The audience cheered and settled back to enjoy the show. For a moment, it had all looked serious but it was just one of Astley’s stunts after all.

“Come quietly,” Lord Toby was saying. “The authorities are already on their way here.”

In answer, Freddie knocked the button off the end of his foil. “You’re mad!” said Lord Toby, and in that moment, he realized Freddie was indeed mad. The boyish face seemed to have crumpled into a mask of ratlike cunning.

Freddie laughed and Lord Toby quickly parried. Then he knocked the button off his own foil. “Oh, Toby, be careful!” screamed Morag, still clutching Rory. The orchestra struck up a lively number.

The audience at Astley’s really thought the acting was splendid. These two big bucks seemed genuinely out to kill each other and that pretty miss with the child was acting her heart out.

The two antagonists riposted, parried and feinted while the audience roared its appreciation. Both were fine swordsmen. Members of the Quality in the lower boxes assumed Lord Toby and Lord Freddie were doing it for a bet and promptly began to lay wagers themselves.

As the duel went on, a queer silence fell on the audience. It was all too real, the panting, striving men and the frightened girl and terrified child.

Both men were hampered by the fact that neither had had time to remove his jacket or boots and both their jackets were tailored to allow the minimum of movement.

Suddenly there was a commotion at the entrance of the theater and a group of the Bow Street Horse Patrol marched down the aisle in their blue greatcoats and the red waistcoats which gave them the nickname of Robin Redbreasts.

Someone gave them a cheer but the rest of the audience suddenly knew that the scene in front of them was real. For they knew to a man that these were real officers of the law and not actors.

At that moment, Lord Toby broke through Freddie’s guard and plunged his sword deep into Freddie’s side. He pulled it out, wiping it on his jacket sleeve, and stood back as Freddie fell in the sawdust. Tableau. Hero stands over villain. Curtain. The audience went mad and cheered them to the echo. Now that it was all over, they felt sure it had been staged.

Chapter Thirteen

Lord Toby Freemantle was definitely
mauvais ton.
The fact that he had apprehended a murderer did not please the patronesses of Almack’s one little bit. He should have done it in a more seemly manner, they said, instead of exhibiting himself before the vulgar gaze at Astley’s. Henrietta told everyone and anyone who would listen what a narrow escape she had had—in increasingly shrill tones.

Lord Freddie confessed to the murders of Cosmo and Miss Simpson and then had hanged himself with his cravat in his cell—a sordid ending to a sordid affair. The military had ransacked his lodgings for evidence of state secrets and had only found evidence of poor Freddie’s mad adoration of Napoleon.

The French actors were rounded up and questioned and one remembered the conversation at Lady Montclair’s. Milord was quite mad, he said, and had been convinced he could rescue Napoleon.
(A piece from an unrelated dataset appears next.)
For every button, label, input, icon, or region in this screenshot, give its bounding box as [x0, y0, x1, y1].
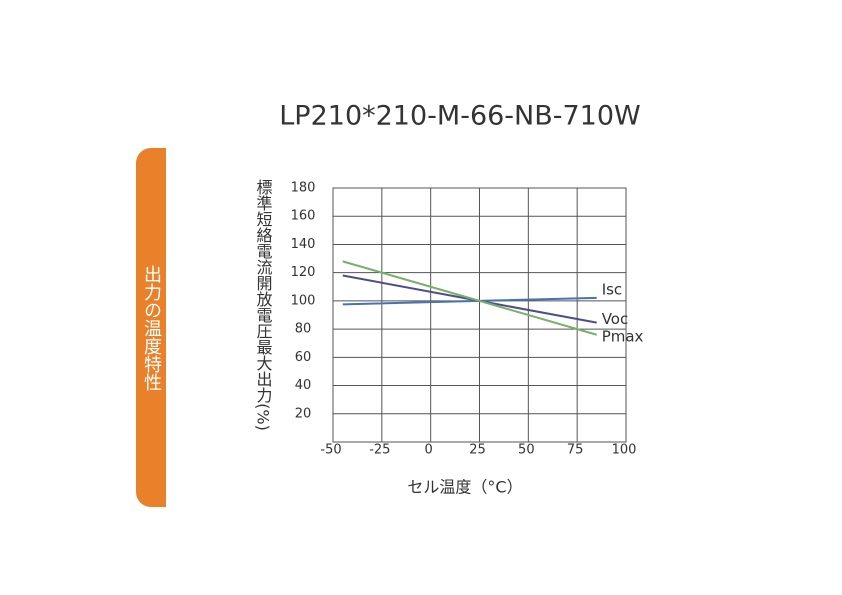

Freddie had apparently planned to marry Morag and use her fortune to bribe the necessary people to effect the emperor’s escape.

Why had the French actor not reported Lord Rotherwood to the authorities? The actor had given a Gallic shrug. Milord was definitely mad. Anyone could see that. He had paid him not the slightest attention.

“Why didn’t I guess?” wailed Morag. “I even considered marrying him. And to think I told him about Cosmo and he went out and shot the poor laird just like that!”